Nas palavras do neurocirurgião
Paulo Niemeyer, Claudio Leite (1) era
o maior cirurgião infantil do país. Lança,
pela Editora Lacre, um livro sobre a “doença da negação”,
através da qual passou por dores extenuantes. Ele diz que
está se expondo. No entanto, o benefício que o livro
pode trazer aos que passam pela mesma doença, e ainda não
se identificaram com ela, compensa a quebra do anonimato.
O médico, hoje com 83 anos,
confessa que se julgava acima de tudo. Agnóstico, orgulhoso
e prepotente, não queria entender que era portador de uma
doença que iguala a todos.
“No AA, você vê
juiz ao lado do rapaz de 17 anos que roubou carro para o tráfico.”

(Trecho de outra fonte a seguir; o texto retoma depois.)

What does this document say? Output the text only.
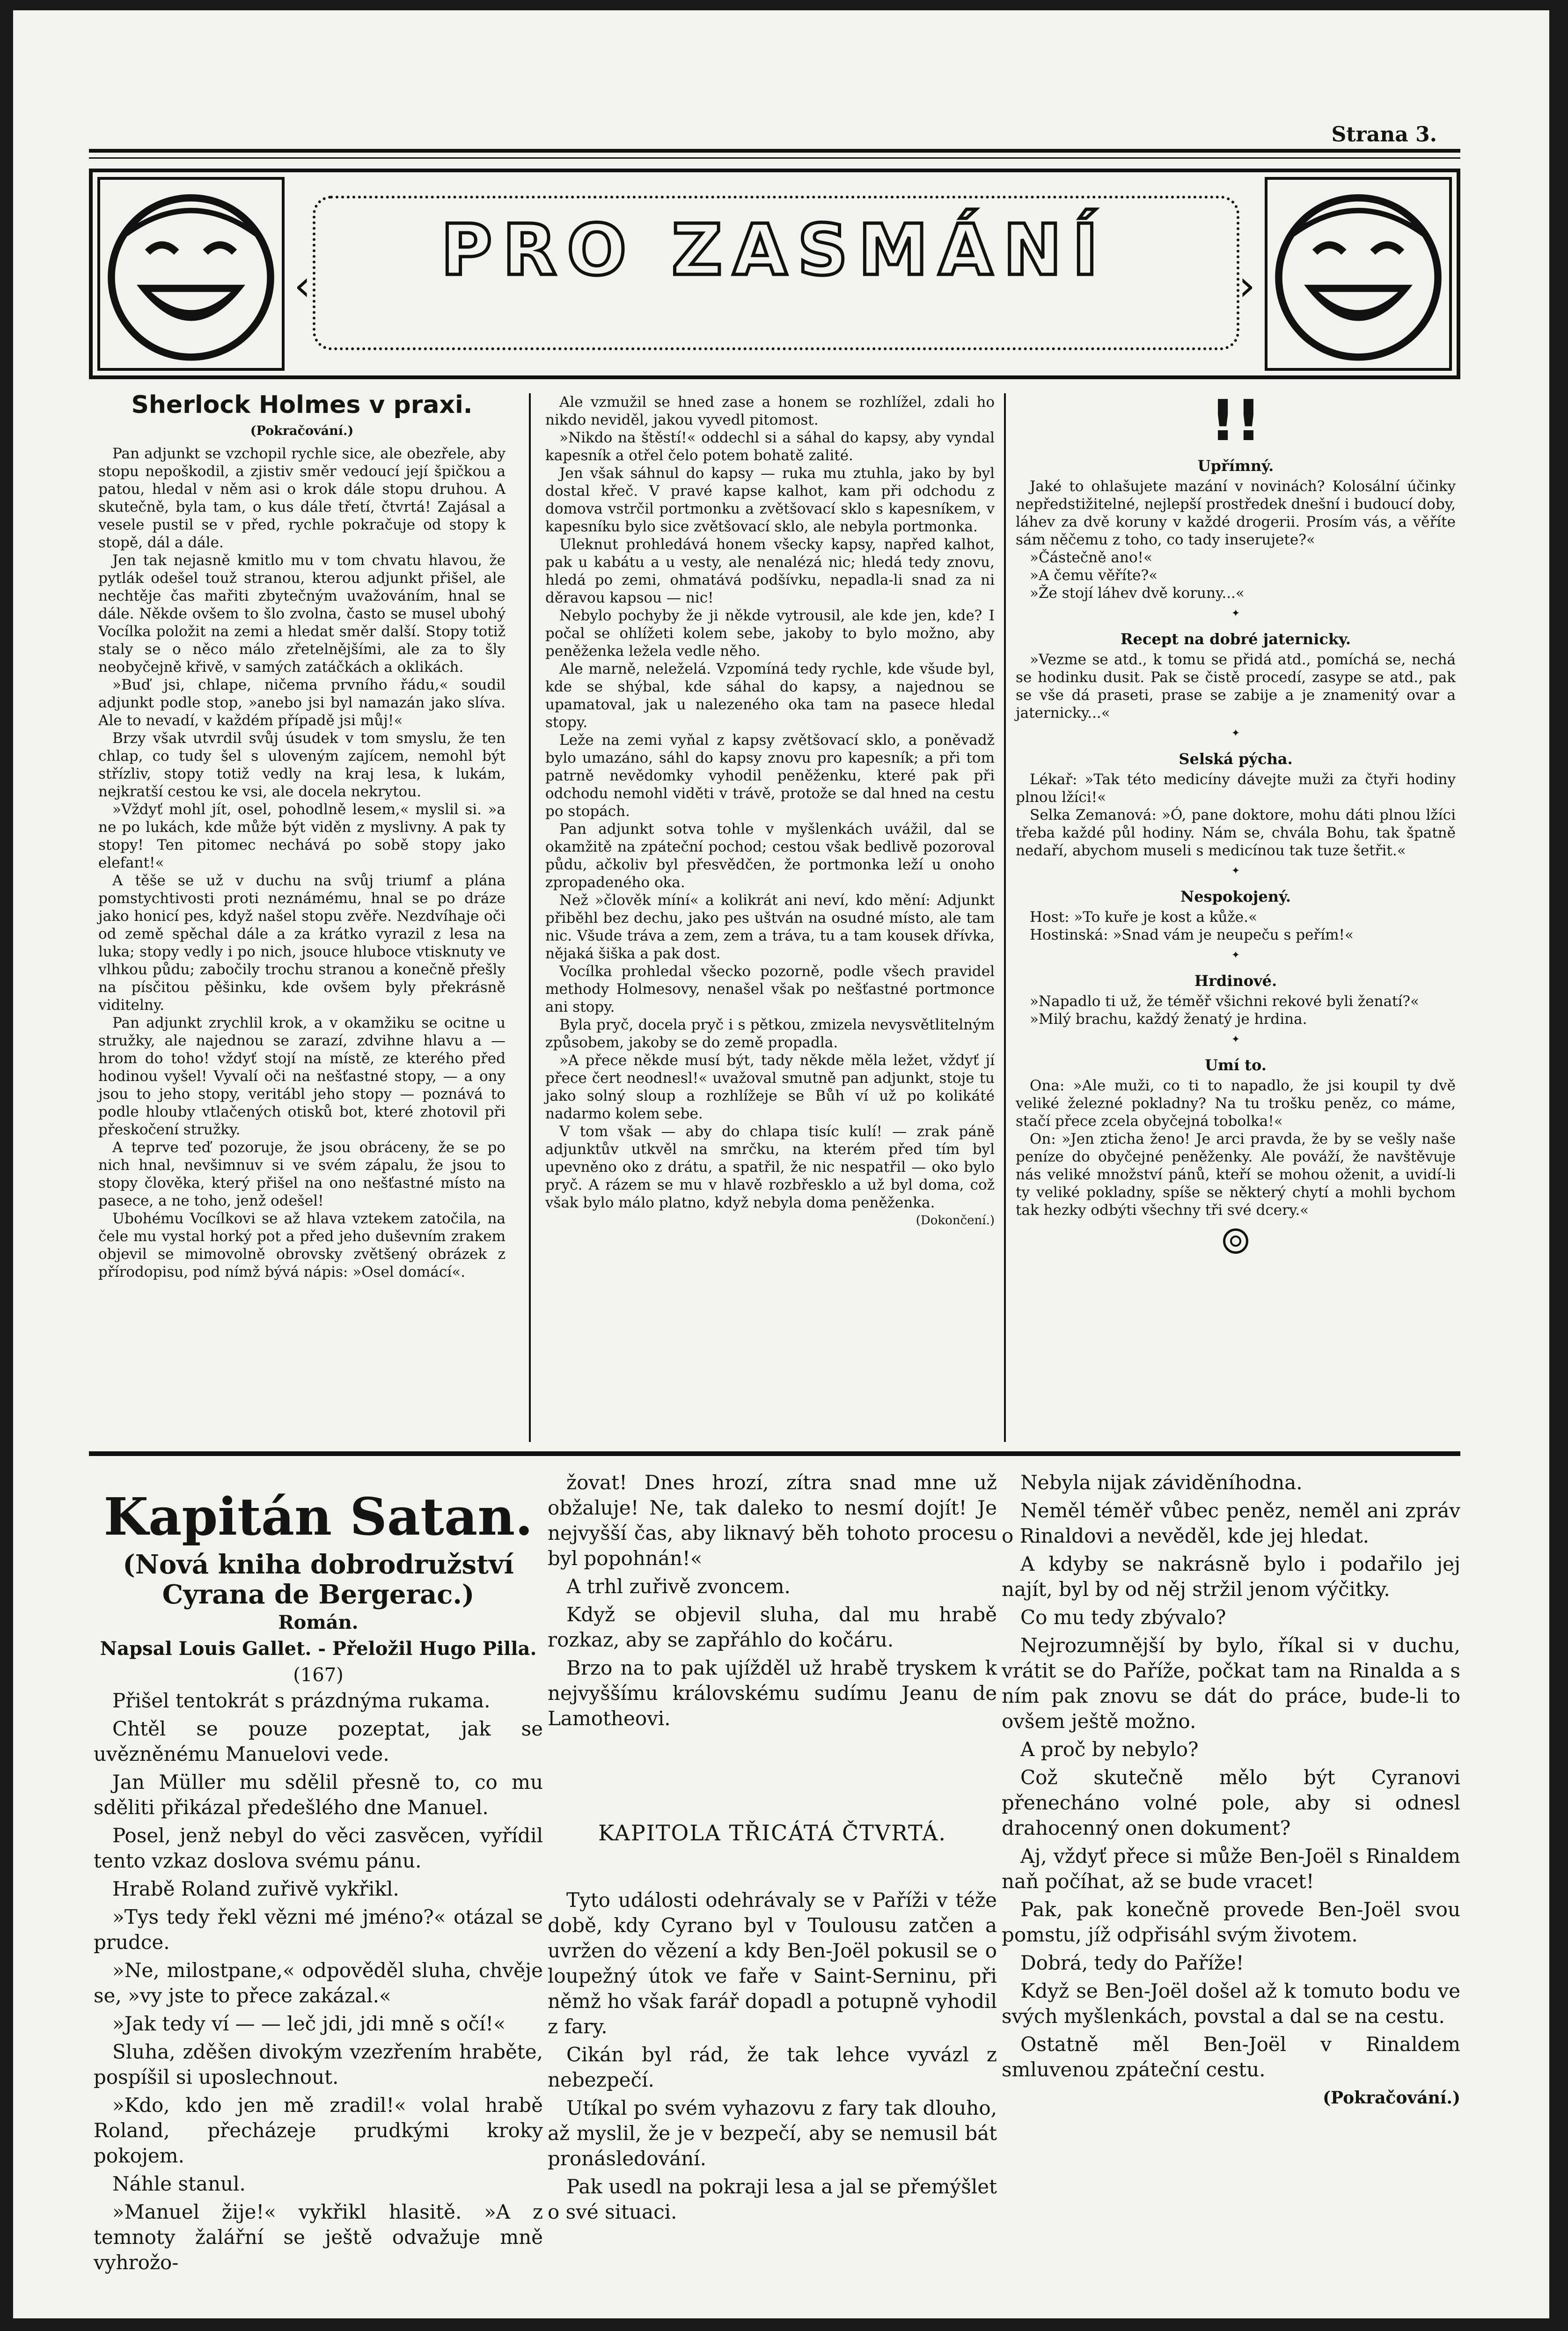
Strana 3.
‹	›
PRO ZASMÁNÍ
Sherlock Holmes v praxi.
(Pokračování.)

Pan adjunkt se vzchopil rychle sice, ale obezřele, aby stopu nepoškodil, a zjistiv směr vedoucí její špičkou a patou, hledal v něm asi o krok dále stopu druhou. A skutečně, byla tam, o kus dále třetí, čtvrtá! Zajásal a vesele pustil se v před, rychle pokračuje od stopy k stopě, dál a dále.

Jen tak nejasně kmitlo mu v tom chvatu hlavou, že pytlák odešel touž stranou, kterou adjunkt přišel, ale nechtěje čas mařiti zbytečným uvažováním, hnal se dále. Někde ovšem to šlo zvolna, často se musel ubohý Vocílka položit na zemi a hledat směr další. Stopy totiž staly se o něco málo zřetelnějšími, ale za to šly neobyčejně křivě, v samých zatáčkách a oklikách.

»Buď jsi, chlape, ničema prvního řádu,« soudil adjunkt podle stop, »anebo jsi byl namazán jako slíva. Ale to nevadí, v každém případě jsi můj!«

Brzy však utvrdil svůj úsudek v tom smyslu, že ten chlap, co tudy šel s uloveným zajícem, nemohl být střízliv, stopy totiž vedly na kraj lesa, k lukám, nejkratší cestou ke vsi, ale docela nekrytou.

»Vždyť mohl jít, osel, pohodlně lesem,« myslil si. »a ne po lukách, kde může být viděn z myslivny. A pak ty stopy! Ten pitomec nechává po sobě stopy jako elefant!«

A těše se už v duchu na svůj triumf a plána pomstychtivosti proti neznámému, hnal se po dráze jako honicí pes, když našel stopu zvěře. Nezdvíhaje oči od země spěchal dále a za krátko vyrazil z lesa na luka; stopy vedly i po nich, jsouce hluboce vtisknuty ve vlhkou půdu; zabočily trochu stranou a konečně přešly na písčitou pěšinku, kde ovšem byly překrásně viditelny.

Pan adjunkt zrychlil krok, a v okamžiku se ocitne u stružky, ale najednou se zarazí, zdvihne hlavu a — hrom do toho! vždyť stojí na místě, ze kterého před hodinou vyšel! Vyvalí oči na nešťastné stopy, — a ony jsou to jeho stopy, veritábl jeho stopy — poznává to podle hlouby vtlačených otisků bot, které zhotovil při přeskočení stružky.

A teprve teď pozoruje, že jsou obráceny, že se po nich hnal, nevšimnuv si ve svém zápalu, že jsou to stopy člověka, který přišel na ono nešťastné místo na pasece, a ne toho, jenž odešel!

Ubohému Vocílkovi se až hlava vztekem zatočila, na čele mu vystal horký pot a před jeho duševním zrakem objevil se mimovolně obrovsky zvětšený obrázek z přírodopisu, pod nímž bývá nápis: »Osel domácí«.

Ale vzmužil se hned zase a honem se rozhlížel, zdali ho nikdo neviděl, jakou vyvedl pitomost.

»Nikdo na štěstí!« oddechl si a sáhal do kapsy, aby vyndal kapesník a otřel čelo potem bohatě zalité.

Jen však sáhnul do kapsy — ruka mu ztuhla, jako by byl dostal křeč. V pravé kapse kalhot, kam při odchodu z domova vstrčil portmonku a zvětšovací sklo s kapesníkem, v kapesníku bylo sice zvětšovací sklo, ale nebyla portmonka.

Uleknut prohledává honem všecky kapsy, napřed kalhot, pak u kabátu a u vesty, ale nenalézá nic; hledá tedy znovu, hledá po zemi, ohmatává podšívku, nepadla-li snad za ni děravou kapsou — nic!

Nebylo pochyby že ji někde vytrousil, ale kde jen, kde? I počal se ohlížeti kolem sebe, jakoby to bylo možno, aby peněženka ležela vedle něho.

Ale marně, neleželá. Vzpomíná tedy rychle, kde všude byl, kde se shýbal, kde sáhal do kapsy, a najednou se upamatoval, jak u nalezeného oka tam na pasece hledal stopy.

Leže na zemi vyňal z kapsy zvětšovací sklo, a poněvadž bylo umazáno, sáhl do kapsy znovu pro kapesník; a při tom patrně nevědomky vyhodil peněženku, které pak při odchodu nemohl viděti v trávě, protože se dal hned na cestu po stopách.

Pan adjunkt sotva tohle v myšlenkách uvážil, dal se okamžitě na zpáteční pochod; cestou však bedlivě pozoroval půdu, ačkoliv byl přesvědčen, že portmonka leží u onoho zpropadeného oka.

Než »člověk míní« a kolikrát ani neví, kdo mění: Adjunkt přiběhl bez dechu, jako pes uštván na osudné místo, ale tam nic. Všude tráva a zem, zem a tráva, tu a tam kousek dřívka, nějaká šiška a pak dost.

Vocílka prohledal všecko pozorně, podle všech pravidel methody Holmesovy, nenašel však po nešťastné portmonce ani stopy.

Byla pryč, docela pryč i s pětkou, zmizela nevysvětlitelným způsobem, jakoby se do země propadla.

»A přece někde musí být, tady někde měla ležet, vždyť jí přece čert neodnesl!« uvažoval smutně pan adjunkt, stoje tu jako solný sloup a rozhlížeje se Bůh ví už po kolikáté nadarmo kolem sebe.

V tom však — aby do chlapa tisíc kulí! — zrak páně adjunktův utkvěl na smrčku, na kterém před tím byl upevněno oko z drátu, a spatřil, že nic nespatřil — oko bylo pryč. A rázem se mu v hlavě rozbřesklo a už byl doma, což však bylo málo platno, když nebyla doma peněženka.

(Dokončení.)
!!
Upřímný.

Jaké to ohlašujete mazání v novinách? Kolosální účinky nepředstižitelné, nejlepší prostředek dnešní i budoucí doby, láhev za dvě koruny v každé drogerii. Prosím vás, a věříte sám něčemu z toho, co tady inserujete?«

»Částečně ano!«

»A čemu věříte?«

»Že stojí láhev dvě koruny...«

✦
Recept na dobré jaternicky.

»Vezme se atd., k tomu se přidá atd., pomíchá se, nechá se hodinku dusit. Pak se čistě procedí, zasype se atd., pak se vše dá praseti, prase se zabije a je znamenitý ovar a jaternicky...«

✦
Selská pýcha.

Lékař: »Tak této medicíny dávejte muži za čtyři hodiny plnou lžíci!«

Selka Zemanová: »Ó, pane doktore, mohu dáti plnou lžíci třeba každé půl hodiny. Nám se, chvála Bohu, tak špatně nedaří, abychom museli s medicínou tak tuze šetřit.«

✦
Nespokojený.

Host: »To kuře je kost a kůže.«

Hostinská: »Snad vám je neupeču s peřím!«

✦
Hrdinové.

»Napadlo ti už, že téměř všichni rekové byli ženatí?«

»Milý brachu, každý ženatý je hrdina.

✦
Umí to.

Ona: »Ale muži, co ti to napadlo, že jsi koupil ty dvě veliké železné pokladny? Na tu trošku peněz, co máme, stačí přece zcela obyčejná tobolka!«

On: »Jen zticha ženo! Je arci pravda, že by se vešly naše peníze do obyčejné peněženky. Ale pováží, že navštěvuje nás veliké množství pánů, kteří se mohou oženit, a uvidí-li ty veliké pokladny, spíše se některý chytí a mohli bychom tak hezky odbýti všechny tři své dcery.«

Kapitán Satan.
(Nová kniha dobrodružství Cyrana de Bergerac.)
Román.
Napsal Louis Gallet. - Přeložil Hugo Pilla.
(167)

Přišel tentokrát s prázdnýma rukama.

Chtěl se pouze pozeptat, jak se uvězněnému Manuelovi vede.

Jan Müller mu sdělil přesně to, co mu sděliti přikázal předešlého dne Manuel.

Posel, jenž nebyl do věci zasvěcen, vyřídil tento vzkaz doslova svému pánu.

Hrabě Roland zuřivě vykřikl.

»Tys tedy řekl vězni mé jméno?« otázal se prudce.

»Ne, milostpane,« odpověděl sluha, chvěje se, »vy jste to přece zakázal.«

»Jak tedy ví — — leč jdi, jdi mně s očí!«

Sluha, zděšen divokým vzezřením hraběte, pospíšil si uposlechnout.

»Kdo, kdo jen mě zradil!« volal hrabě Roland, přecházeje prudkými kroky pokojem.

Náhle stanul.

»Manuel žije!« vykřikl hlasitě. »A z temnoty žalářní se ještě odvažuje mně vyhrožo-

žovat! Dnes hrozí, zítra snad mne už obžaluje! Ne, tak daleko to nesmí dojít! Je nejvyšší čas, aby liknavý běh tohoto procesu byl popohnán!«

A trhl zuřivě zvoncem.

Když se objevil sluha, dal mu hrabě rozkaz, aby se zapřáhlo do kočáru.

Brzo na to pak ujížděl už hrabě tryskem k nejvyššímu královskému sudímu Jeanu de Lamotheovi.

KAPITOLA TŘICÁTÁ ČTVRTÁ.

Tyto události odehrávaly se v Paříži v téže době, kdy Cyrano byl v Toulousu zatčen a uvržen do vězení a kdy Ben-Joël pokusil se o loupežný útok ve faře v Saint-Serninu, při němž ho však farář dopadl a potupně vyhodil z fary.

Cikán byl rád, že tak lehce vyvázl z nebezpečí.

Utíkal po svém vyhazovu z fary tak dlouho, až myslil, že je v bezpečí, aby se nemusil bát pronásledování.

Pak usedl na pokraji lesa a jal se přemýšlet o své situaci.

Nebyla nijak záviděníhodna.

Neměl téměř vůbec peněz, neměl ani zpráv o Rinaldovi a nevěděl, kde jej hledat.

A kdyby se nakrásně bylo i podařilo jej najít, byl by od něj stržil jenom výčitky.

Co mu tedy zbývalo?

Nejrozumnější by bylo, říkal si v duchu, vrátit se do Paříže, počkat tam na Rinalda a s ním pak znovu se dát do práce, bude-li to ovšem ještě možno.

A proč by nebylo?

Což skutečně mělo být Cyranovi přenecháno volné pole, aby si odnesl drahocenný onen dokument?

Aj, vždyť přece si může Ben-Joël s Rinaldem naň počíhat, až se bude vracet!

Pak, pak konečně provede Ben-Joël svou pomstu, jíž odpřisáhl svým životem.

Dobrá, tedy do Paříže!

Když se Ben-Joël došel až k tomuto bodu ve svých myšlenkách, povstal a dal se na cestu.

Ostatně měl Ben-Joël v Rinaldem smluvenou zpáteční cestu.

(Pokračování.)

“Eu vivia trancado no quarto, sem tomar banho, bebendo vodca.”
“Em 1978, tive um infarto. Não quis ficar internado,
porque não poderia beber. Fui para casa e bebia uma garrafa
e meia de uísque por dia, infartado.”
Em 1997, com 68 anos, no dia 11
de novembro, seu filho lhe deu uma última chance de tratamento:
“tome banho e venha comigo”. Claudio diz que tem uma
gratidão eterna pelo AA, pois perdeu muito tempo bebendo
a própria vida. Está sóbrio desde então.
Recentemente, estive num Seminário sobre Dependência
Química, no Rio de Janeiro. Comecei a pequenina participação
com um “Se Beber Não Opere” e terminei com o
depoimento da “esposa de um dependente” (2). Claudio
diz que “procurava não beber na véspera da cirurgia
e nunca entrou num centro cirúrgico bêbado”.
Por outro lado percebia as mãos trêmulas. “Um
dia, com o paciente já na mesa de cirurgia, liguei para o
meu assistente e disse que não tinha condições.”
Tudo começou tomando um uisquinho à noite, para relaxar
e descontrair. “Hoje trabalhei muito, mereço.”
Todos começam bebendo moderadamente e nem percebem a doença
de progressão lenta. Difícil, depois, reconhecer que
se está bebendo demais.
A mulher já não falava mais com ele e durante dez
anos não dormiram juntos. O doente gosta de quem não
fica dizendo: “não beba”. Por isso, vai ao motel
e fica 2 ou 3 dias com prostituta, para beber. Ainda encontramos
associado ao álcool mais de 60 doenças secundárias,
o que não é dito na mídia.
“Durante anos sofri e me
destruí, destruí minha família, minha profissão
e cheguei à solidão extrema e à completa
desmoralização.”
Depois de 20 anos de escravidão,
o médico aos 68 anos encontra o AA e desde então são
14 anos sóbrio. O final poderia ser diferente. Conta ele
que tinha mania de arma, fez tiro ao alvo. Um dia o filho tirou
tudo de casa, porque ele estava com a intenção de
dar um tiro na cabeça.
Hoje escreveu “Alcoolismo – A Doença
da Negação”. Seu lançamento
será adiante.
Certamente ajudara doentes, que ainda não perceberam a própria
condição, a dar o salto de qualidade, da consciência
de sono à desperta/lúcida.
O alcoolismo é uma dependência química que afeta
os componentes físico, mental e espiritual.
“Espiritualidade não
é religiosidade”, diz o médico.
Religião, religiosidade
e espiritualidade já são discutidas em pós-doutorado.
Precisamos examinar essa tese, sem preconceito.